You Can Have My Dice When You Pry Them From My Cold Dead Hands.
I might need some more dice. What do you think?
I come from the old school of role-playing gamers. I got my start in the mid-70’s with Dungeons and Dragons and branched out enough that through the early 90’s I could honestly say I had played every tabletop RPG on the market.*
And with great numbers of games came great numbers of dice. Dice by the set. Dice by the handful. Dice by the bag. I’ve bought dice for new campaigns, dice that matched the colors of my alma mater (Cal), dice for travel, dice because I needed them, and dice because they looked cool. From loaner sets to sets even my wife doesn’t get to roll, I still have every die I’ve ever bought, found or been given.

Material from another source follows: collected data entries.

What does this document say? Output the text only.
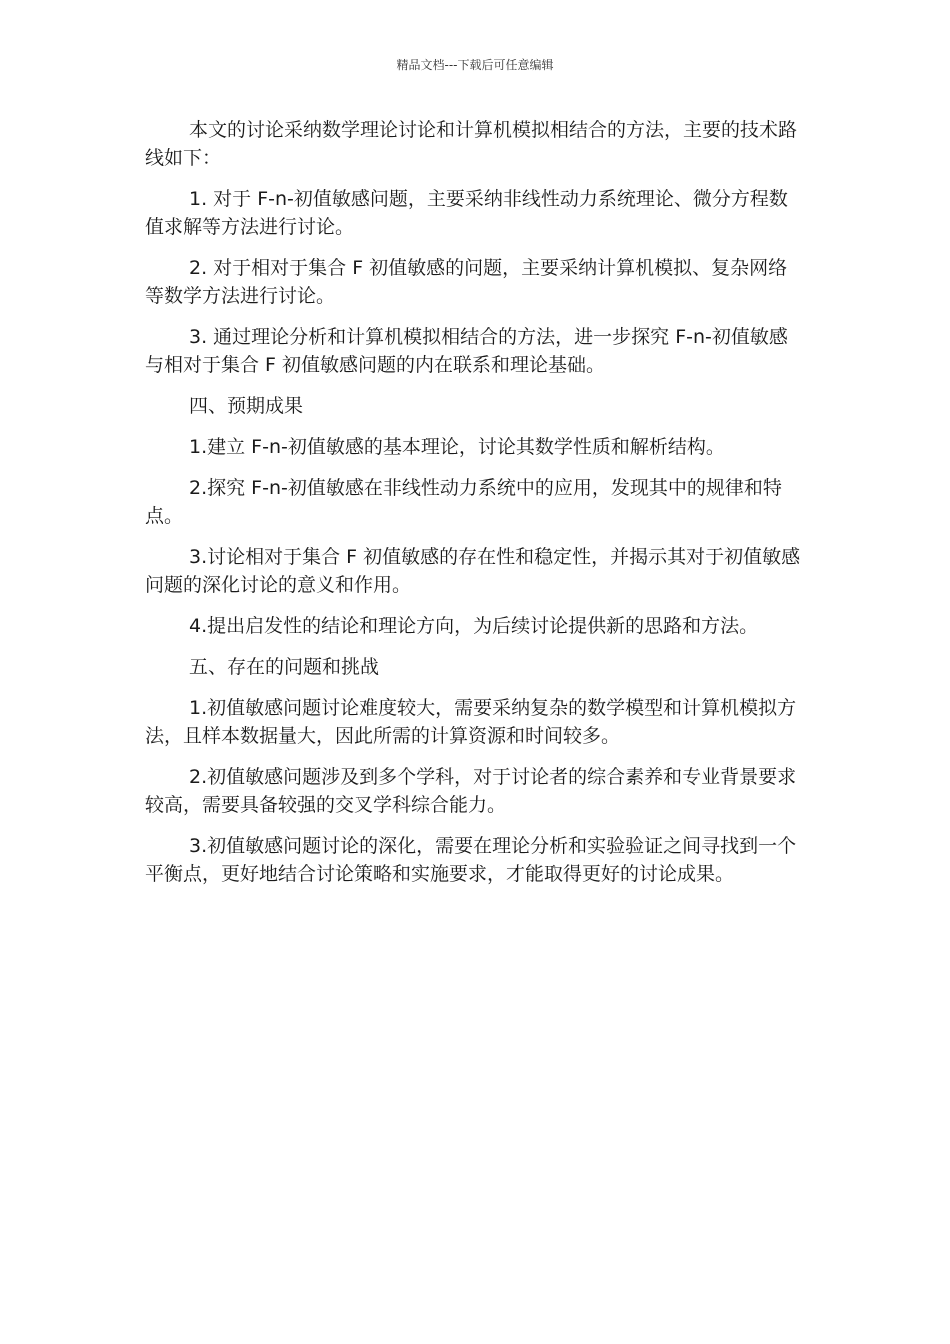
精品文档---下载后可任意编辑

本文的讨论采纳数学理论讨论和计算机模拟相结合的方法，主要的技术路线如下：

1. 对于 F-n-初值敏感问题，主要采纳非线性动力系统理论、微分方程数值求解等方法进行讨论。

2. 对于相对于集合 F 初值敏感的问题，主要采纳计算机模拟、复杂网络等数学方法进行讨论。

3. 通过理论分析和计算机模拟相结合的方法，进一步探究 F-n-初值敏感与相对于集合 F 初值敏感问题的内在联系和理论基础。

四、预期成果

1.建立 F-n-初值敏感的基本理论，讨论其数学性质和解析结构。

2.探究 F-n-初值敏感在非线性动力系统中的应用，发现其中的规律和特点。

3.讨论相对于集合 F 初值敏感的存在性和稳定性，并揭示其对于初值敏感问题的深化讨论的意义和作用。

4.提出启发性的结论和理论方向，为后续讨论提供新的思路和方法。

五、存在的问题和挑战

1.初值敏感问题讨论难度较大，需要采纳复杂的数学模型和计算机模拟方法，且样本数据量大，因此所需的计算资源和时间较多。

2.初值敏感问题涉及到多个学科，对于讨论者的综合素养和专业背景要求较高，需要具备较强的交叉学科综合能力。

3.初值敏感问题讨论的深化，需要在理论分析和实验验证之间寻找到一个平衡点，更好地结合讨论策略和实施要求，才能取得更好的讨论成果。
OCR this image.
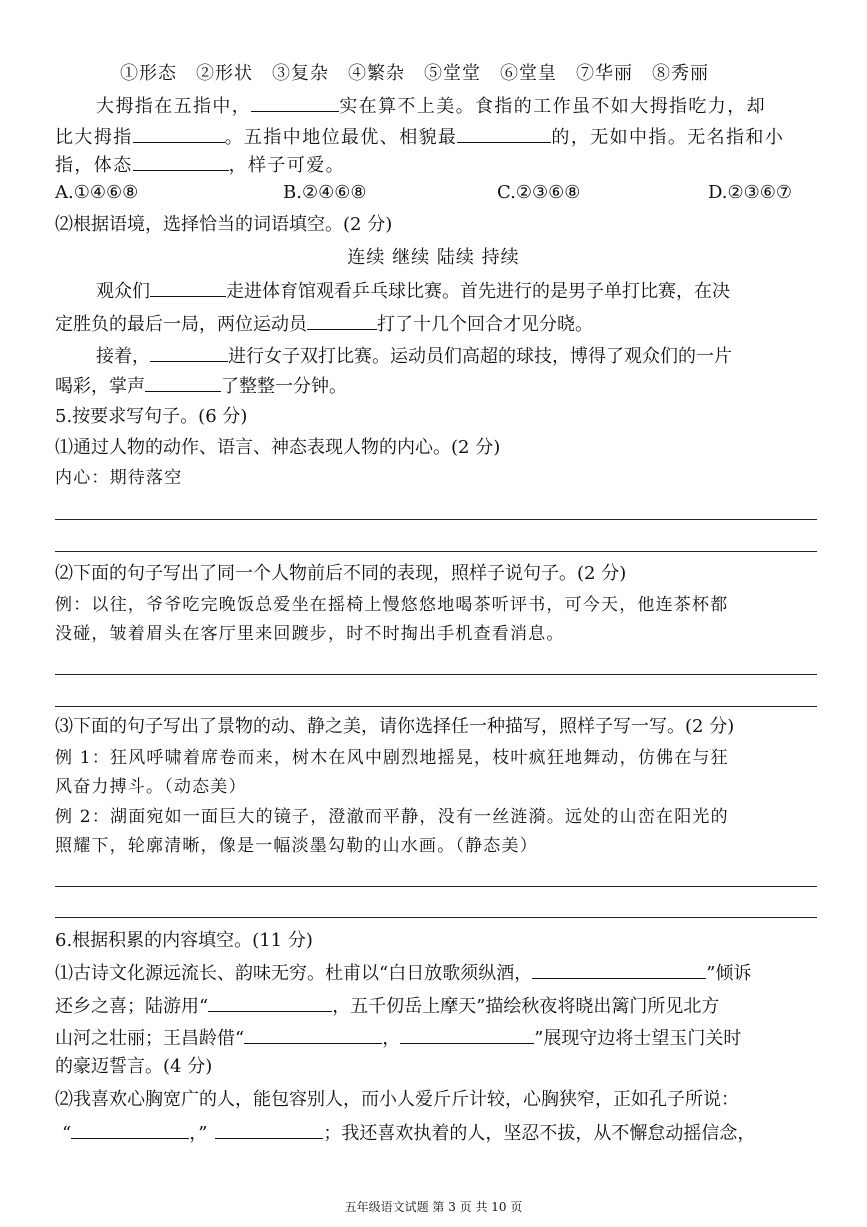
①形态　②形状　③复杂　④繁杂　⑤堂堂　⑥堂皇　⑦华丽　⑧秀丽
大拇指在五指中，	实在算不上美。食指的工作虽不如大拇指吃力，却
比大拇指	。五指中地位最优、相貌最	的，无如中指。无名指和小
指，体态	，样子可爱。
A.①④⑥⑧	B.②④⑥⑧	C.②③⑥⑧	D.②③⑥⑦
⑵根据语境，选择恰当的词语填空。(2 分)
连续 继续 陆续 持续
观众们	走进体育馆观看乒乓球比赛。首先进行的是男子单打比赛，在决
定胜负的最后一局，两位运动员	打了十几个回合才见分晓。
接着，	进行女子双打比赛。运动员们高超的球技，博得了观众们的一片
喝彩，掌声	了整整一分钟。
5.按要求写句子。(6 分)
⑴通过人物的动作、语言、神态表现人物的内心。(2 分)
内心：期待落空
⑵下面的句子写出了同一个人物前后不同的表现，照样子说句子。(2 分)
例：以往，爷爷吃完晚饭总爱坐在摇椅上慢悠悠地喝茶听评书，可今天，他连茶杯都
没碰，皱着眉头在客厅里来回踱步，时不时掏出手机查看消息。
⑶下面的句子写出了景物的动、静之美，请你选择任一种描写，照样子写一写。(2 分)
例 1：狂风呼啸着席卷而来，树木在风中剧烈地摇晃，枝叶疯狂地舞动，仿佛在与狂
风奋力搏斗。（动态美）
例 2：湖面宛如一面巨大的镜子，澄澈而平静，没有一丝涟漪。远处的山峦在阳光的
照耀下，轮廓清晰，像是一幅淡墨勾勒的山水画。（静态美）
6.根据积累的内容填空。(11 分)
⑴古诗文化源远流长、韵味无穷。杜甫以“白日放歌须纵酒，	”倾诉
还乡之喜；陆游用“	，五千仞岳上摩天”描绘秋夜将晓出篱门所见北方
山河之壮丽；王昌龄借“	，	”展现守边将士望玉门关时
的豪迈誓言。(4 分)
⑵我喜欢心胸宽广的人，能包容别人，而小人爱斤斤计较，心胸狭窄，正如孔子所说：
“	，”	；我还喜欢执着的人，坚忍不拔，从不懈怠动摇信念，
五年级语文试题 第 3 页 共 10 页
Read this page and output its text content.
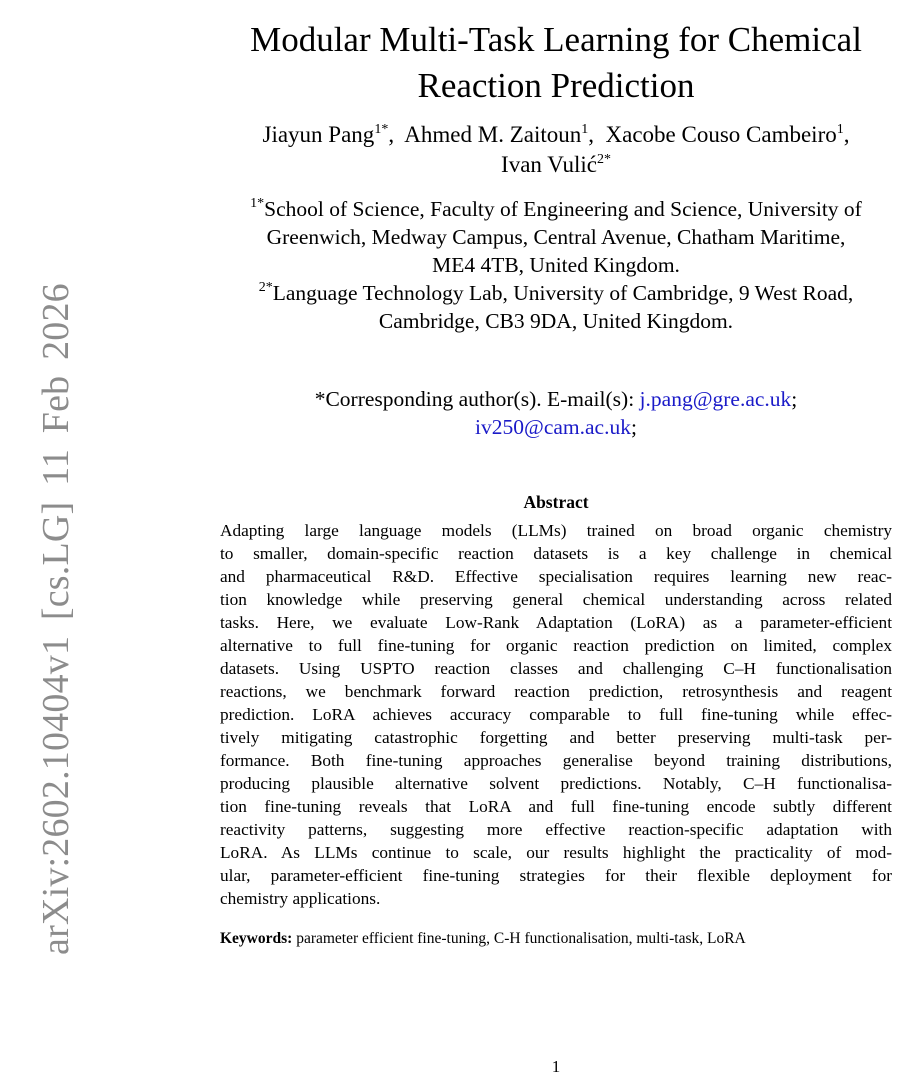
arXiv:2602.10404v1 [cs.LG] 11 Feb 2026
Modular Multi-Task Learning for Chemical
Reaction Prediction
Jiayun Pang$^{1*}$,  Ahmed M. Zaitoun$^1$,  Xacobe Couso Cambeiro$^1$,
Ivan Vulić$^{2*}$
$^{1*}$School of Science, Faculty of Engineering and Science, University of
Greenwich, Medway Campus, Central Avenue, Chatham Maritime,
ME4 4TB, United Kingdom.
$^{2*}$Language Technology Lab, University of Cambridge, 9 West Road,
Cambridge, CB3 9DA, United Kingdom.
*Corresponding author(s). E-mail(s): j.pang@gre.ac.uk;
iv250@cam.ac.uk;
Abstract
Adapting large language models (LLMs) trained on broad organic chemistry
to smaller, domain-specific reaction datasets is a key challenge in chemical
and pharmaceutical R&D. Effective specialisation requires learning new reac-
tion knowledge while preserving general chemical understanding across related
tasks. Here, we evaluate Low-Rank Adaptation (LoRA) as a parameter-efficient
alternative to full fine-tuning for organic reaction prediction on limited, complex
datasets. Using USPTO reaction classes and challenging C–H functionalisation
reactions, we benchmark forward reaction prediction, retrosynthesis and reagent
prediction. LoRA achieves accuracy comparable to full fine-tuning while effec-
tively mitigating catastrophic forgetting and better preserving multi-task per-
formance. Both fine-tuning approaches generalise beyond training distributions,
producing plausible alternative solvent predictions. Notably, C–H functionalisa-
tion fine-tuning reveals that LoRA and full fine-tuning encode subtly different
reactivity patterns, suggesting more effective reaction-specific adaptation with
LoRA. As LLMs continue to scale, our results highlight the practicality of mod-
ular, parameter-efficient fine-tuning strategies for their flexible deployment for
chemistry applications.
Keywords: parameter efficient fine-tuning, C-H functionalisation, multi-task, LoRA
1
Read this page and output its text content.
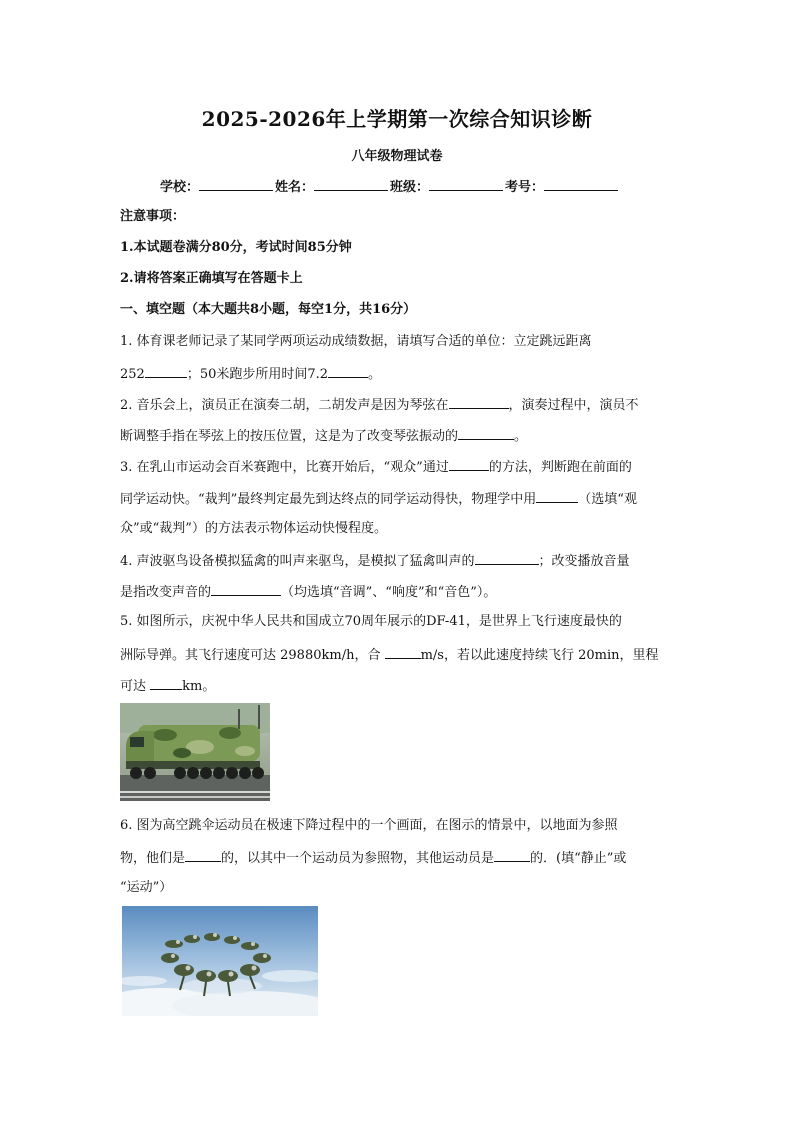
2025-2026年上学期第一次综合知识诊断
八年级物理试卷
学校：	姓名：	班级：	考号：
注意事项：
1.本试题卷满分80分，考试时间85分钟
2.请将答案正确填写在答题卡上
一、填空题（本大题共8小题，每空1分，共16分）
1. 体育课老师记录了某同学两项运动成绩数据，请填写合适的单位：立定跳远距离
252	；50米跑步所用时间7.2	。
2. 音乐会上，演员正在演奏二胡，二胡发声是因为琴弦在	，演奏过程中，演员不
断调整手指在琴弦上的按压位置，这是为了改变琴弦振动的	。
3. 在乳山市运动会百米赛跑中，比赛开始后，“观众”通过	的方法，判断跑在前面的
同学运动快。“裁判”最终判定最先到达终点的同学运动得快，物理学中用	（选填“观
众”或“裁判”）的方法表示物体运动快慢程度。
4. 声波驱鸟设备模拟猛禽的叫声来驱鸟，是模拟了猛禽叫声的	；改变播放音量
是指改变声音的	（均选填“音调”、“响度”和“音色”）。
5. 如图所示，庆祝中华人民共和国成立70周年展示的DF-41，是世界上飞行速度最快的
洲际导弹。其飞行速度可达 29880km/h，合	m/s，若以此速度持续飞行 20min，里程
可达 km。
6. 图为高空跳伞运动员在极速下降过程中的一个画面，在图示的情景中，以地面为参照
物，他们是	的，以其中一个运动员为参照物，其他运动员是	的．(填“静止”或
“运动”）
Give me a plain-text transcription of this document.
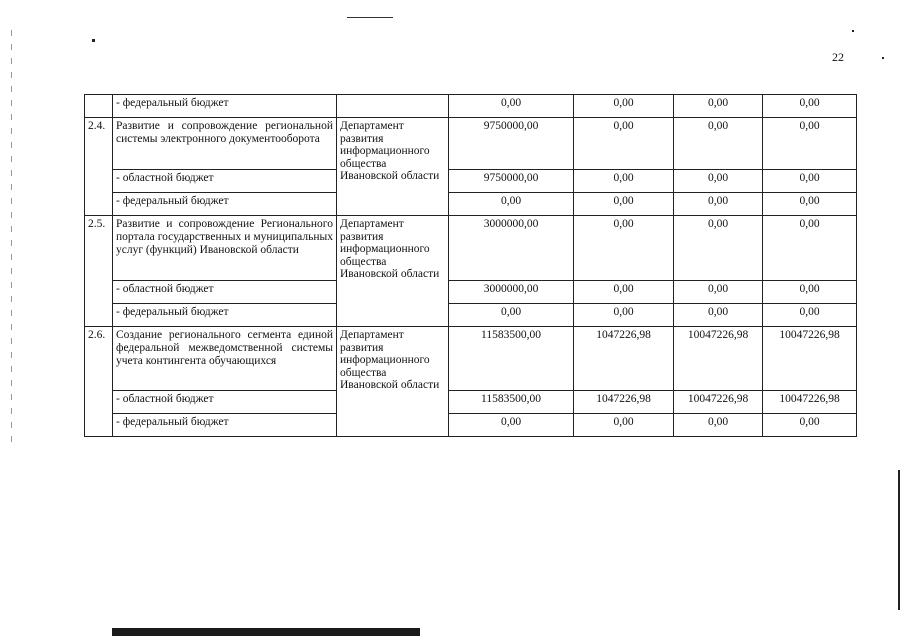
22
	- федеральный бюджет		0,00	0,00	0,00	0,00
2.4.	Развитие и сопровождение региональной системы электронного документооборота	Департамент развития информационного общества Ивановской области	9750000,00	0,00	0,00	0,00
	- областной бюджет		9750000,00	0,00	0,00	0,00
	- федеральный бюджет		0,00	0,00	0,00	0,00
2.5.	Развитие и сопровождение Регионального портала государственных и муниципальных услуг (функций) Ивановской области	Департамент развития информационного общества Ивановской области	3000000,00	0,00	0,00	0,00
	- областной бюджет		3000000,00	0,00	0,00	0,00
	- федеральный бюджет		0,00	0,00	0,00	0,00
2.6.	Создание регионального сегмента единой федеральной межведомственной системы учета контингента обучающихся	Департамент развития информационного общества Ивановской области	11583500,00	1047226,98	10047226,98	10047226,98
	- областной бюджет		11583500,00	1047226,98	10047226,98	10047226,98
	- федеральный бюджет		0,00	0,00	0,00	0,00
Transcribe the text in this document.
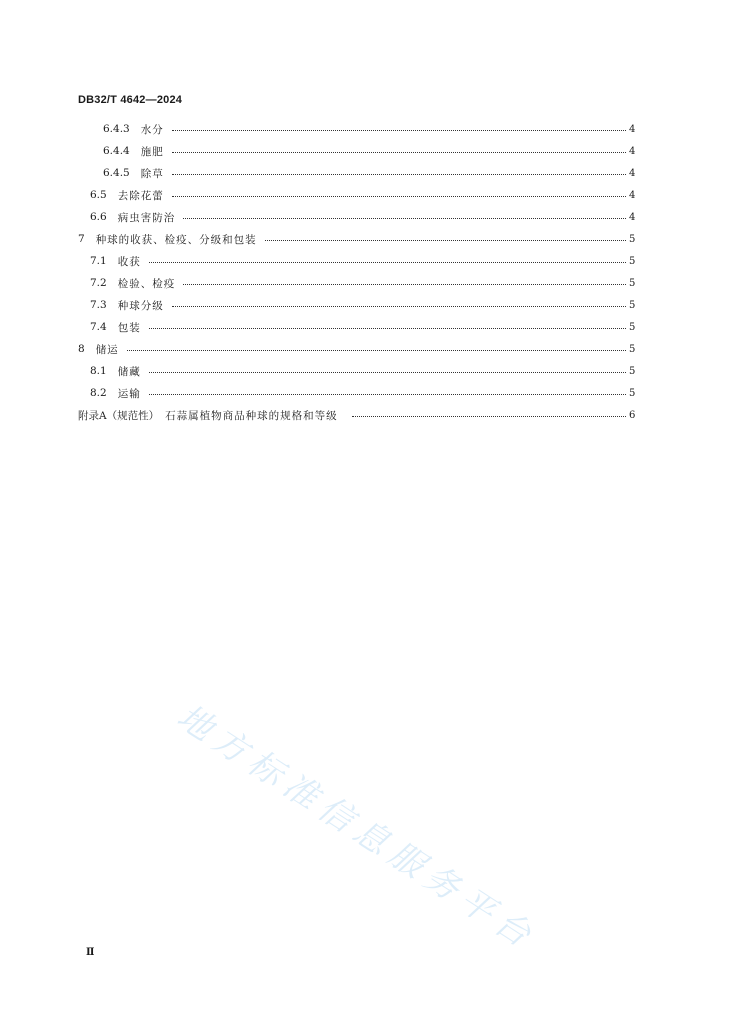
DB32/T 4642—2024
6.4.3 水分	4
6.4.4 施肥	4
6.4.5 除草	4
6.5 去除花蕾	4
6.6 病虫害防治	4
7 种球的收获、检疫、分级和包装	5
7.1 收获	5
7.2 检验、检疫	5
7.3 种球分级	5
7.4 包装	5
8 储运	5
8.1 储藏	5
8.2 运输	5
附录A（规范性） 石蒜属植物商品种球的规格和等级	6
地方标准信息服务平台
Ⅱ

I have decrepit TSR dice from 1976; the d20 looks like a scuffed white marble, with yellow and black markings whose numerical values lost their legibility long ago. I have dice a random gamer thrust into my hand at a DunDraCon in the early 80’s without explanation. “Here, take them!” was all he said before he stormed off. I have dice I’ve bought at flea markets and thrift stores because I couldn’t stand to see them abandoned.
I have sixteen-sided dice (not pictured – I didn’t feel like digging them up) that came with an obscure, mail-order-only science fiction game I picked up back in ’93 (Metascape – Guild Space. Apparently it still exists!). I have custom dice that came with out-of-print games I may never get to play again.
I have thirty-sided dice I bought for no other reason than that I found out they were available. I invented tables just to use them. I bought a one-hundred-sided die for the novelty of enjoying a die roll that lasts for minutes (that old TSR d20 doesn’t count, and neither does the d12 – they no longer produce usable results).
When I started playing FUDGE I knew I would need FUDGE dice. I now have seven sets, including the gold set I saw at the last Pacificon and bought “because they were on sale.” I bought dice over Thanksgiving because I “forgot” to pack any when I flew down to the Bay Area.
I rarely leave a convention without new dice. Heck, I have trouble getting out of Powell’s without at least looking at the dice, even when I’m not there for game books.
These days I could roll dice on my phone or tablet, and I have the apps to do it, but as I learned with the Dragonbone dice wands in the 80’s, nothing could replace the feel of dice shaking in my cupped hands, the look and sound of them bouncing and clacking on a table (or in my dice tower), the excitement of that first look at the results.
My baseball cards are long gone, but my dice remain. What about you? What do you collect?
*I’m not sure anyone can make that claim anymore, given the number of independents and free online games.